Rightfully so, we are experiencing a “moment” where marginalized members of our community (that is, the American community at large) are getting at least a little more recognition than they have, historically. But are LGBTQIA persons being marginalized as we work toward racial and gender equality? According to one Ivy League university, gay professors aren’t considered “diverse enough” for full-time employment. Seriously? Like queer lives don’t matter?
I’m white. I’m a cis-gender male. There. I said it.
I’m also gay. I’ve known that about myself since I was about 13 years old. Rarely do I “define myself” by my sexuality, but it integrates into almost every day-to-day aspect of my life. Like being left-handed. It’s a part of who you are that you deal with every day in the minutia of day-to-day life.
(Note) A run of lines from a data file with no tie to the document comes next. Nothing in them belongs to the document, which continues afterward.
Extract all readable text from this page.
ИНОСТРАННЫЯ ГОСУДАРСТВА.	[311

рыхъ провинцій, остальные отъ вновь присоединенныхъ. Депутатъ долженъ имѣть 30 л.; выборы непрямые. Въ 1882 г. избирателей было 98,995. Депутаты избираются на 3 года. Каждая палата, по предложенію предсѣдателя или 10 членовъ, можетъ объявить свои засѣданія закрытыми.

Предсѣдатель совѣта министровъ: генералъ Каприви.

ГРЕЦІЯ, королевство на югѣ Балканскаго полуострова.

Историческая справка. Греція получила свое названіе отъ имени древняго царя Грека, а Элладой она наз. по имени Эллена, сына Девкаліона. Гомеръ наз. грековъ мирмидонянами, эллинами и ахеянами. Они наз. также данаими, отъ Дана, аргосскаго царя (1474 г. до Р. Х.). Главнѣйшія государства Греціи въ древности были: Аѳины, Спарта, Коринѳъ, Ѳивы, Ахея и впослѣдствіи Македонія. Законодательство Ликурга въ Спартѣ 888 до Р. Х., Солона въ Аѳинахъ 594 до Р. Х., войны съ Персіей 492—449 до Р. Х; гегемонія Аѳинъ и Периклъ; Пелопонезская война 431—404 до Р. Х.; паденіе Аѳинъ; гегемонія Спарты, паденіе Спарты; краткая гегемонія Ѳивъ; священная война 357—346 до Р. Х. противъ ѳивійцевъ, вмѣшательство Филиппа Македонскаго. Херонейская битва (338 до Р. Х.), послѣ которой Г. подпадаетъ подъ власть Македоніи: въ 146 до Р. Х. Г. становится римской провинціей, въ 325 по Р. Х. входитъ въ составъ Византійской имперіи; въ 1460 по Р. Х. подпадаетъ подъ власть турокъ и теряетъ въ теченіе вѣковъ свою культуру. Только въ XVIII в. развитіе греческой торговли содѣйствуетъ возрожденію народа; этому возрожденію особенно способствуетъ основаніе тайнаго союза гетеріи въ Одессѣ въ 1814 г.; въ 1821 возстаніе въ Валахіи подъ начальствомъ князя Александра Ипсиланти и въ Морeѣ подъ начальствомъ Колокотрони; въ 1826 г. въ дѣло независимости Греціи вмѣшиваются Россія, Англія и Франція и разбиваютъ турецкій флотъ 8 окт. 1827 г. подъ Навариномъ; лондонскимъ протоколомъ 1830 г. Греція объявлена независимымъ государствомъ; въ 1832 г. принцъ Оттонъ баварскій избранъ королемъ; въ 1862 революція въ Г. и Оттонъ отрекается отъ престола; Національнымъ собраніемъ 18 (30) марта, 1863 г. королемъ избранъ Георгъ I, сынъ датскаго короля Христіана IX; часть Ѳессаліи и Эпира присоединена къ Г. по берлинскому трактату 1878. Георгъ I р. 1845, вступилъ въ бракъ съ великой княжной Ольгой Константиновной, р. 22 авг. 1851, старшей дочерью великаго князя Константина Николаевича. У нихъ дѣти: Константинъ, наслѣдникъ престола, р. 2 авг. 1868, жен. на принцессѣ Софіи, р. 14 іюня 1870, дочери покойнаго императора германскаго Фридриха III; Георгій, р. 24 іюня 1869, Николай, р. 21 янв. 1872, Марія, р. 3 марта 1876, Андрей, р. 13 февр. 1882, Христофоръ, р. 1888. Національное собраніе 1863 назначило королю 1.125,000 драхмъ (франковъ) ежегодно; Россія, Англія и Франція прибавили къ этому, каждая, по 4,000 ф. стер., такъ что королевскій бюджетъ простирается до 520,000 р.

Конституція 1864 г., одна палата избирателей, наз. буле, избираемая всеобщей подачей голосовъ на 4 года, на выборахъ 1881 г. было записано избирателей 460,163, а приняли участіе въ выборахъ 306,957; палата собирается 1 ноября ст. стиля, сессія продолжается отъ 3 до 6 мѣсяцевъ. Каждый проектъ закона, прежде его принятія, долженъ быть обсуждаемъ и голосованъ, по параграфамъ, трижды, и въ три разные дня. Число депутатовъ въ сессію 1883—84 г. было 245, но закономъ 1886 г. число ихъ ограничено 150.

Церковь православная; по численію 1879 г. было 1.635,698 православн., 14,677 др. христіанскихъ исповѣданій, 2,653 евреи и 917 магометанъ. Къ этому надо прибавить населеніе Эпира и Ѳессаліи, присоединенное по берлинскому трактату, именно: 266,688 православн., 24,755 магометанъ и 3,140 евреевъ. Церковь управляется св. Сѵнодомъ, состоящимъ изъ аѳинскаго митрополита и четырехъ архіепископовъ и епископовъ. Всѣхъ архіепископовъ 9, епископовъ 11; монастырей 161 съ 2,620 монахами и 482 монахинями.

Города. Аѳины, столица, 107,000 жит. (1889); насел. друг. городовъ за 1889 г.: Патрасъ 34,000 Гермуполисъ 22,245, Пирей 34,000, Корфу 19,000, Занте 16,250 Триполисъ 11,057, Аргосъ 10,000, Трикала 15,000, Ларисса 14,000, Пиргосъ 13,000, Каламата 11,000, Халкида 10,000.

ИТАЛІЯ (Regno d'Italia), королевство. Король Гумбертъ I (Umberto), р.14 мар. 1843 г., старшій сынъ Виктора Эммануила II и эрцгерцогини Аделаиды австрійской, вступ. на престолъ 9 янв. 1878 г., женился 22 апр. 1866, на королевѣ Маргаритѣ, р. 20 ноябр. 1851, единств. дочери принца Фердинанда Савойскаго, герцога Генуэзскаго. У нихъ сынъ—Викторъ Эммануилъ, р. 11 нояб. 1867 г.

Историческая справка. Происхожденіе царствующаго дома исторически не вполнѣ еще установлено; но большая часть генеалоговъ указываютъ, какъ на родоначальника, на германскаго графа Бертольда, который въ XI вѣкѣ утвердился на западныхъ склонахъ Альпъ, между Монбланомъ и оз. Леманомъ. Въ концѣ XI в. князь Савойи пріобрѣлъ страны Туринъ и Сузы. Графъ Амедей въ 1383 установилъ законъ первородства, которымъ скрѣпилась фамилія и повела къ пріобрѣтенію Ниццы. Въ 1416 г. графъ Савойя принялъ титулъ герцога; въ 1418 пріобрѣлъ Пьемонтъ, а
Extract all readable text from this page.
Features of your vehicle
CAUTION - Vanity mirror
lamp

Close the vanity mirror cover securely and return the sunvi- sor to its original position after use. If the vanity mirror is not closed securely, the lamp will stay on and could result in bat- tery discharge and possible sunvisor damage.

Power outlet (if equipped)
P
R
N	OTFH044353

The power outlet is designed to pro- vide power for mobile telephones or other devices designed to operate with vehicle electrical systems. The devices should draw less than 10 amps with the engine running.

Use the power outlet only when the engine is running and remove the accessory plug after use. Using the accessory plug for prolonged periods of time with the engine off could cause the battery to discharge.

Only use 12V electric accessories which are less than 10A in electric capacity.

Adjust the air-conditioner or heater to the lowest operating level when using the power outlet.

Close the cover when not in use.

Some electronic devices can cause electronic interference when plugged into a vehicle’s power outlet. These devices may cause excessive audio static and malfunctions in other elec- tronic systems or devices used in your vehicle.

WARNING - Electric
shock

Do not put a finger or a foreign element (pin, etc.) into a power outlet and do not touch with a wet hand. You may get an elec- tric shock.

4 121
Now, I’m 50. I have a bachelors degree, a master’s degree and a doctoral degree. I’m a well-educated, well-experienced and (mostly) well-respected educator. And can’t seem to get full-time job doing what I love doing: teaching science in a society that purports to want to up their game in NGSS (Next Generation Science Standards). And why? Because, it appears, that being gay doesn’t count in building a diverse campus community. It seems to be an issue that borders on annoying college administration as a “non-issue.”
This idea was stated in campus climate committees where LGBTQIA issues were said to be “something we’ll get to later”. Intersex issues, in particular, were something that were an issue that were not an acceptable topic — “it’s annoying that it keeps being brought up” was more-or-less how it was put. Other college institutions have indicated similar problems.
At a well-known Ivy League college, a friend of mine who has been teaching as a part-time instructor (basically a contracted worker who was filling in until someone full-time is hired), was told when he interviewed for the position that he had already been teaching for 3 years:
“You’re a great candidate. However, you don’t fit our diversity profile.”
Apparently, gay doesn’t count in academia. At least at that university. Possibly mine. We don’t fill that bill as someone who has been discriminated against, beaten, bullied, called names, marginalized, or god-forbid, had lawsuits taken all the way to the Supreme Court by employers who wanted the right to legally fire us for simply being gay.
When I was an undergraduate student at San Diego City College, I was part of a rally that lead to the bill that finally prevented landlords from kicking their tenants out for being gay. I mean, it’s not like gay people aren’t being discriminated against right now, despite the major steps forward in LGBTQIA rights in recent years. I want to emphasize that up until only about 2 months ago, it was still a completely reasonable excuse to fire someone for being gay in over half of the states of our country.
I have heard that the gay rights movement should not equate itself with the black rights movement. I agree one-thousand percent. Black/brown/gay are TOTALLY different experiences. But isn’t it the same fucked up shit? Just different ways of experiencing it?
Rather than putting us on opposite sides of the table, we should work together toward creating a JUST world.
I can’t even start to understand what it must be like to grow up black in America. But, if you’re straight and want to know what it’s like for a queer folk experience growing up:
“Mom, Dad. I’m gay.” Or, like in my life, mom secretly reads your journal: “I know about you and _____. How can I possibly love you knowing this about you? How could I love you if you were an axe murderer?”
Axe murderer? WTF?? Parents say the darnedest things.
Six months later, I was kicked out of the house and living in a roach-infested apartment that had a “family” of meth addicts just below us who would regularly break in and steal our stuff. Yeah… that’s how we rolled in teenage gay world in the 80’s. Yay! And, although it’s changing little-by-little, we are still living with this kind of thing.
That’s the really fucked up truth. Gay kids get kicked out of the house. A LOT. Queer kids make up almost HALF of the homeless youth (40%)
Big surprise, that homeless thing and problems with just coping with identifying as LGBTQIA can lead to problems like drug, alcohol and tobacco abuse, which tend to be TWICE as high than heterosexual young people.
I was one of the lucky ones who didn’t sink into drug abuse and homelessness. I obviously didn’t commit suicide, even though it’s FIVE times more common in LGBTQIA young people. One in six gay young people admit to “seriously considering suicide.”
And, so, here’s the take-home message: We are literally fighting for our lives. And with that said…
Queer faculty matter.
Positive role models matter.
Queer-positive faculty members matter.
If we in the academic world are going to push the idea that diversity and inclusiveness matter, then we should walk the walk and not just talk the talk. LGBTQIA students rely on us to be the standard-bearers for our WHOLE society. Black, brown, male, female, hetero- and homosexual, cis- and transgender.
Please, if you’re an administrator, don’t disregard or marginalize the LGBTQIA faculty members. You might not be queer yourself and understand what it’s like to be a gay college student, but believe me… it really matters having a role model!